==========================================================
Normalization of count data from the metagenomic data sets
==========================================================
An important aspects of working with metagenomics is to apply proper
normalization procedures to the retrieved counts. There are several
ways to do this, and in part the method of choice is dependent on
the research question investigated, but in part also based on more
philosphical considerations. Let's start with a bit of theory.

Why is normalization important?
===============================
Generally, sequencing data sets are not of the same size. In addition,
different genes and genomes come in different sizes, which means that
*at equal coverage, the number of mapped reads to a certain gene or
region will be directly dependent on the length of that region*.
Luckily, the latter scenario is not a huge issue for Pfam families
(although it exists), and we will not care about it more today. We
will however care about the size of the sequencing libraries. To make
relatively fair comparisons between sets, we need to normalize the
gene counts to something. Let's begin with checking how unequal the
librairies are. You can do that by counting the number of sequences
in the FASTA files, by checking for the number of ">" characters in
each file, using ``grep``::

    grep -c ">" <input file>
    
As you will see, there are quite substantial differences in the
number of reads in each library. How do we account for that?
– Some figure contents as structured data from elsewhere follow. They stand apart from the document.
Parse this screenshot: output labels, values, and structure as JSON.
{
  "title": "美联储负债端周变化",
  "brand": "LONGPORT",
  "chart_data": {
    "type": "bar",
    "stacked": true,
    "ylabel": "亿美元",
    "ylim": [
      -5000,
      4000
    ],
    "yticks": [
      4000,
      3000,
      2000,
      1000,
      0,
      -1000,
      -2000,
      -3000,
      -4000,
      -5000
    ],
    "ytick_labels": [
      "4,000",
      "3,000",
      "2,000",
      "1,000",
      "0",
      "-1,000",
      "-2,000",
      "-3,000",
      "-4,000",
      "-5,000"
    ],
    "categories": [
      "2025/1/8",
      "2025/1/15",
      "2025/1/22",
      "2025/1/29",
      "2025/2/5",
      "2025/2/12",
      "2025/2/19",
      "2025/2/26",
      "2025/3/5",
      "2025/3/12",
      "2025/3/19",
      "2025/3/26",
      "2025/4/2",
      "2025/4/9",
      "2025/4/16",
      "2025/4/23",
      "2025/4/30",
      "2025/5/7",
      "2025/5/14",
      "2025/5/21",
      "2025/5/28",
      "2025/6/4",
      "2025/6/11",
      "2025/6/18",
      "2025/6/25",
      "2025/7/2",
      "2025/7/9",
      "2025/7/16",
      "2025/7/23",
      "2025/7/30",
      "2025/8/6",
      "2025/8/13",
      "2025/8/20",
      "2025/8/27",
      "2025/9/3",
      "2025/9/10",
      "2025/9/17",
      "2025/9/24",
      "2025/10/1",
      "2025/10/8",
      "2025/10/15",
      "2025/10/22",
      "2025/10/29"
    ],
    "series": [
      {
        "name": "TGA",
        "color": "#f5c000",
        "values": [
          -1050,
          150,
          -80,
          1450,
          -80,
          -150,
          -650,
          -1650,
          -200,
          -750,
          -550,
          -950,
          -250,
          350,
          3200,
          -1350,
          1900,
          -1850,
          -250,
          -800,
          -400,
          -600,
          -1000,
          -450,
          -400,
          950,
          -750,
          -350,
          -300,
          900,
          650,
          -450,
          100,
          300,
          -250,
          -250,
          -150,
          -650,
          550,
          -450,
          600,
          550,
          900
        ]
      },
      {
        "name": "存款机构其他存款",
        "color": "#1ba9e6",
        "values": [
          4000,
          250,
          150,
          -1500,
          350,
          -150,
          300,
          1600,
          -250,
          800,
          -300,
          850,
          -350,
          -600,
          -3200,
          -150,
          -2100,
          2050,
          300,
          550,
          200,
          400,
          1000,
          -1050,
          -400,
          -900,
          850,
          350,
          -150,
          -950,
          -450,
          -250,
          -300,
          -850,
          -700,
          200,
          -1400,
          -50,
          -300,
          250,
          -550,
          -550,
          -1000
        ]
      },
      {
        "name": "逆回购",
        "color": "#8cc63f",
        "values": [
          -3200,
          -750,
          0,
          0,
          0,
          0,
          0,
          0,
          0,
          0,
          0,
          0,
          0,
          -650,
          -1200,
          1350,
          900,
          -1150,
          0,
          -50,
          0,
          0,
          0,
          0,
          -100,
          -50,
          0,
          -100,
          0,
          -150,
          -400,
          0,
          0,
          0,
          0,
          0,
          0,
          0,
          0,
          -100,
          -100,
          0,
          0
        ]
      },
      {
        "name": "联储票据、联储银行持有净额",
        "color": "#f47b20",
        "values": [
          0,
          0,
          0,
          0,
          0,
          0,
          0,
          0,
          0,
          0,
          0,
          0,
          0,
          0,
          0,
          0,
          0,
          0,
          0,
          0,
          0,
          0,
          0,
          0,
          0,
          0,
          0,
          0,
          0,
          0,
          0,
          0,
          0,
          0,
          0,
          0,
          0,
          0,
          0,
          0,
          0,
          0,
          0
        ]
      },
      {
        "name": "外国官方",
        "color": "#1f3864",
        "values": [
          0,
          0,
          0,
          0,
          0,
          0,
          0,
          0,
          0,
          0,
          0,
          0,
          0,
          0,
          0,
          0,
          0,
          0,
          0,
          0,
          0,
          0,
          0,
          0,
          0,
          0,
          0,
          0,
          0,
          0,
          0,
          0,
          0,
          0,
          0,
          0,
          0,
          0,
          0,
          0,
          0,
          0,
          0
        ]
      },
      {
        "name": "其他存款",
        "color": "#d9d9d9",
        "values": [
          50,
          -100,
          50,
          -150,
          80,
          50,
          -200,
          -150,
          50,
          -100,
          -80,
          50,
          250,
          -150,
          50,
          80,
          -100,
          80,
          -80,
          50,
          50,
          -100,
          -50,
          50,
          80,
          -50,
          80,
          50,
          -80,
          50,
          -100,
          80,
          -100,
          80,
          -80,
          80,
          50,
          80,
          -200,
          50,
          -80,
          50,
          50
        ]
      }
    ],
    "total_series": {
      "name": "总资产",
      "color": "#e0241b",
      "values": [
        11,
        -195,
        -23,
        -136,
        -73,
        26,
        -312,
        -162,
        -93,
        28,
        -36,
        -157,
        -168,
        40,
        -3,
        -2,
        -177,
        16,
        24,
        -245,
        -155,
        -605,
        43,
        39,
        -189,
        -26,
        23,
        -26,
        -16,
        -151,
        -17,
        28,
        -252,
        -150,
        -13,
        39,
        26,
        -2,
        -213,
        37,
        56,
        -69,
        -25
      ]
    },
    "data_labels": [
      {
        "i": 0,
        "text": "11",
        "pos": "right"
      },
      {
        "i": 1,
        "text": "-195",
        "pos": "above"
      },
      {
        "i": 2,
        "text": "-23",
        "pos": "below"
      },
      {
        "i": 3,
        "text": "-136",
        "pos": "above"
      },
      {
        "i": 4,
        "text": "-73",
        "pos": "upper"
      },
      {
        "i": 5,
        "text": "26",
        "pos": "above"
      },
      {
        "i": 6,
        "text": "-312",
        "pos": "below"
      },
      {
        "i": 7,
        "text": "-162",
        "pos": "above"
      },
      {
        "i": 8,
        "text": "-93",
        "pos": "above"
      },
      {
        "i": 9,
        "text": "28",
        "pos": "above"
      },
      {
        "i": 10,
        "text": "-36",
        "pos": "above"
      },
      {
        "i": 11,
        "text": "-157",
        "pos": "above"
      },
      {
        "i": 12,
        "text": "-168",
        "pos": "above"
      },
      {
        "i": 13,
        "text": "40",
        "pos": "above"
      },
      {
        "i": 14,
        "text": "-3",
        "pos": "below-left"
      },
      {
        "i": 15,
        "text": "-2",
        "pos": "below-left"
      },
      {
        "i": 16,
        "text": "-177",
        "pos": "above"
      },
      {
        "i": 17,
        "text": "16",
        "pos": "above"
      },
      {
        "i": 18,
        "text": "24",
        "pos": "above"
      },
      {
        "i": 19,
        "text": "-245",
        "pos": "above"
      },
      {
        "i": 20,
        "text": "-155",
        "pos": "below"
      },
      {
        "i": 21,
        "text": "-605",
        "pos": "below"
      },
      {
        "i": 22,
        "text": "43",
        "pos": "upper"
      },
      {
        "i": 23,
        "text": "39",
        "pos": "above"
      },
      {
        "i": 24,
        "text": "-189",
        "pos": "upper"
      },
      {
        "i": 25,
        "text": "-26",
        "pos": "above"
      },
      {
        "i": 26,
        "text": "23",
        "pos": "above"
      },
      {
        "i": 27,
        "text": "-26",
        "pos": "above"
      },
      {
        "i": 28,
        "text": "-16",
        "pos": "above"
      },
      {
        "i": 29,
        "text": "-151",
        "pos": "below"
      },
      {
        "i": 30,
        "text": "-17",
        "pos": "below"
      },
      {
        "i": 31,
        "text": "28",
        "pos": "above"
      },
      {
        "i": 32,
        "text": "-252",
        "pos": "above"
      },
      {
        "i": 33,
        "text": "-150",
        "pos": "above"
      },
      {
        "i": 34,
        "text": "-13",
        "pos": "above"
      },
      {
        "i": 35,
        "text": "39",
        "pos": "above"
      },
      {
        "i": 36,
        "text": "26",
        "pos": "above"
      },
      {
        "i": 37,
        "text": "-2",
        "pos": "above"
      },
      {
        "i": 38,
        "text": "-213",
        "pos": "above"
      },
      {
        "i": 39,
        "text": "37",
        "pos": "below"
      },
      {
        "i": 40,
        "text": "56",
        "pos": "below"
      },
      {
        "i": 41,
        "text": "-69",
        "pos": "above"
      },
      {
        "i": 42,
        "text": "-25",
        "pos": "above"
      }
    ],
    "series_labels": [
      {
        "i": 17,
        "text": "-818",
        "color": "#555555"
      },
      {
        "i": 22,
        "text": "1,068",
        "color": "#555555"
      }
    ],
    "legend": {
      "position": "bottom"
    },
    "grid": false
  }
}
What normalization methods are possible?
========================================

The choice of normalization method will depend on what research
question we want to ask. An easy way of removing the technical
bias related to different sequencing effort in different libraries
is to simply divide each gene count with the total library size.
That will yield a relative proportion of counts to that gene. To
make that number easier to interpret, we can multiply it by
1,000,000 to get *the number of reads corresponding to that gene
or feature per million reads*.

    (counts of gene X / total number of reads) * 1000000

This is a quick way of normalizing, but it does not consider
the composition of the sample. Say that you are interested in
studying bacterial gene content within e.g. different plant hosts.
Then the interesting changes in bacterial composition might be
drowned by genetic material from the host plant. That will then
have a huge impact on the gene abundances of the bacteria, even if
those abundances are actually the same. The same applies to complex
microbial communities with both bacteria, single-cell eukaryotes
and viruses. In such cases, it might be better to consider a
normalization to the number of bacteria in the sample (or eukaryotes
if that is what you want to study). One way of doing that is to
count the number of reads mapping to the 16S rRNA gene in each
sample. You can then divide each gene count with the number of
16S rRNA counts, to yield a genes per 16S proportion.

    (counts of gene X / counts of 16S rRNA gene)
    
There is a few problems with using the 16S rRNA gene in this way.
The most prominient one is that the gene exists in a single copy in
some bacteria, but in multiple (sometimes >10) copies in other
species. That means that this number will not truly be a per-genome
estimate. Other genetic markers, such as the *rpoB* gene has been
suggested for this, but has not yet taken off.

Finally, we could imagine a scenario in which you are only
interested in the proportion of different annotated features in
your sample. One can then instead divide to the total number of
reads mapped to *something* in the database used. That will give
relative proportions, and will remove a lot of "noise", but will
have the limitation that only the well-defined part of the
microbial community can be studied, and the rest is ignored.

    (counts of gene X / total number of mapped reads)

    
Trying out some normalization methods
=====================================
We are now ready to try out these methods on our data. Let's begin
generating the numbers we need for normalization. We begin with the
library sizes. As you remember, those numbers can be generated using
``grep``::

    grep -c ">" <input file>
    
To get the number of 16S rRNA sequences, we will use Metaxa2. If you
did not install it, you can "cheat" by getting the numbers from this
file: ``/proj/g2014113/metagenomics/annotation/metaxa2_16S_rRNA_counts.txt``. 
If you installed it previously, you can test it out using the following
command::

    metaxa2 -i <input file> -o <output file> --cpu 16 --align none
    
Metaxa2 will take a few minutes to run. You will then be able to
get the number of bacterial 16S rRNA sequences from the file ending
with .summary.txt.

Finally, we would like to get the number of reads mapping to *any*
Pfam family in the database. To get that number, we can again use
``grep``. This time however, we will use it to *remove* the entries
that we are not interested in, and counting the rest. This can be
done by::

    grep -c -v "^#" <hmmer output file>
    
That will remove all lines beginning with a ``#`` character, and
count all remaining lines. Write all the numbers down that you have
got during this exercize, we will use them in the next step!